This video shows much of what happened. What do you think this shows about Japanese society? Do you think this would have been possible anywhere in California? The full article appeared in Japantoday.com.

Caring for others and taking personal responsibility for the space around you is still an important part of Japanese thinking.

For example, if someone drops a glove while walking somewhere, there is a good chance that someone will see it, pick it up and lay it on something so it is easy to see in case the owner might come back to look for it. I have seen some really nice things, even small things like a nice pen or some very nice handkerchief (always carried here) lying carefully on a fence or in some way that is easy to see.

We have periodic neighborhood cleaning days where all the neighbors go outside to clean up around home. This is mostly sweeping all around the street and pulling any small weeds that might have begun to show through the cracks. It's kind of a nuisance and yet, somewhat to my surprise, I kind of like it. It is a ritual of shared experience that has gone on for generations and it happens all over the country at various times. 

The garbage is another of these annoying and yet satisfying rituals. The garbage truck never stops in front of individual homes.
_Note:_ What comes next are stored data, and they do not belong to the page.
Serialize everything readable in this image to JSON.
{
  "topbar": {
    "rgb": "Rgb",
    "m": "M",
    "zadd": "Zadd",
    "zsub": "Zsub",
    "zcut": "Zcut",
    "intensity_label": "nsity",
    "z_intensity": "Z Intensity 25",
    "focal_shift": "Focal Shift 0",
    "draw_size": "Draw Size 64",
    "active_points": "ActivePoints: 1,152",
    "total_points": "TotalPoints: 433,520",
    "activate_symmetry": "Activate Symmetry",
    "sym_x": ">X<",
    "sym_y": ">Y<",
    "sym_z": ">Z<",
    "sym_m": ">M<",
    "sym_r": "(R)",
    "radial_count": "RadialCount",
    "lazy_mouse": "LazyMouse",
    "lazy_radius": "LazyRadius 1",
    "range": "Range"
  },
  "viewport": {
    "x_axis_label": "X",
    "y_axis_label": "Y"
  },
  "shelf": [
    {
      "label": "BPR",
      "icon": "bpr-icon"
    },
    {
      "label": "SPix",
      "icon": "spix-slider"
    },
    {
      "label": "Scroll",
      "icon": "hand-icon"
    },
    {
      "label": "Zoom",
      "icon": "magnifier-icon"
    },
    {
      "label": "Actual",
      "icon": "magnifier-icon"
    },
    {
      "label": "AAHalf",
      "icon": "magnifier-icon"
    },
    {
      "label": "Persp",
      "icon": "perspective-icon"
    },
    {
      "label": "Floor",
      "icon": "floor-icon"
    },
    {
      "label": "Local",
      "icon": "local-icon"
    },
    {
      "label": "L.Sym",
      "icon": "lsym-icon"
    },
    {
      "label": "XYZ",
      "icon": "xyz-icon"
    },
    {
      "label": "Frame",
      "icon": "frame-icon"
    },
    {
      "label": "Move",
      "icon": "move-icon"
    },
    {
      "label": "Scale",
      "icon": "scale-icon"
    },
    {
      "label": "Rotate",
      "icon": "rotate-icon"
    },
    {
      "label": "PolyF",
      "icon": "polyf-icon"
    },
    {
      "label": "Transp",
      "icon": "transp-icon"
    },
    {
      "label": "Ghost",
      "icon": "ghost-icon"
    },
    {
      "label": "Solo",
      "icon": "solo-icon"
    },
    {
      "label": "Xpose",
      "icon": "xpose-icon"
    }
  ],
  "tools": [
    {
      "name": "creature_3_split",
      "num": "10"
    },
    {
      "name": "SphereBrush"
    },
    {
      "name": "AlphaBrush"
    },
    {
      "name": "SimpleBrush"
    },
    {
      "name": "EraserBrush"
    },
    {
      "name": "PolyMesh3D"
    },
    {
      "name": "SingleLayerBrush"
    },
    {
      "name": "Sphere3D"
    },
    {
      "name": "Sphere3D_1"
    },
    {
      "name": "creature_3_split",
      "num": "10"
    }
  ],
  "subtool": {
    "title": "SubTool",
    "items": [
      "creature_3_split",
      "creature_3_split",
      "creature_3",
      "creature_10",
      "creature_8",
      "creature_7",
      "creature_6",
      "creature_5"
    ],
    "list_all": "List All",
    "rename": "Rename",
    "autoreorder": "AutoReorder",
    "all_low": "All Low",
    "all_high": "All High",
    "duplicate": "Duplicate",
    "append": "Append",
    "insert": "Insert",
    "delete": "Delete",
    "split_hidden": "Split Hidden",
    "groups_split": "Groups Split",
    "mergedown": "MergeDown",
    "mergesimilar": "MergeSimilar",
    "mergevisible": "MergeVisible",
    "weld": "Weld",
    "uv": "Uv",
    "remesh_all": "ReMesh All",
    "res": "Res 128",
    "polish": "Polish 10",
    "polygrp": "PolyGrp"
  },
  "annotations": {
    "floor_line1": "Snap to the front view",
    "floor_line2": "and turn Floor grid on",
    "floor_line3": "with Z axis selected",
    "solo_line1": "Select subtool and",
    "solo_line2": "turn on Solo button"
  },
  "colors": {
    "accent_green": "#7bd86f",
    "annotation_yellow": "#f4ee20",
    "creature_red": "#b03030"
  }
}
There is a neighborhood collection spot that we all take our garbage to. We all take responsibility to make sure the place is always clean and responsibility for making it happen is passed around from household to household. 

It might not seem like it but I feel that these things are linked to the situation with the Lamborghini being pulled over by a bicycle cop. All over Japan, in every level of society there are structures in place that constantly remind all of us of how interconnected we all are. The Lamborghini owner may have been motivated to stop out of a fear that he would be recognized and be in more trouble later. But even if that is true, I can also understand that here, we all expect that all of us would yield to the authority of the policeman . . . not just because of his authority but because that is the way it is supposed to be.

Unfortunately, this natural order of things is slowly breaking down. In our neighborhood there are a lot of student housing apartments. Students regularly leave litter on the streets in front of ours or other's homes. It is we who are left to clean it up. There will be no street-sweeper or other city sponsored cleaning crew. 

It seems strange to me to be nostalgic for a way of life that is foreign to me. And, for sure there are some serious down sides, but it is kind of nice to live in a place where everyone looks out for one another; where children are, for the most part, safe and secure because everyone is looking out for them.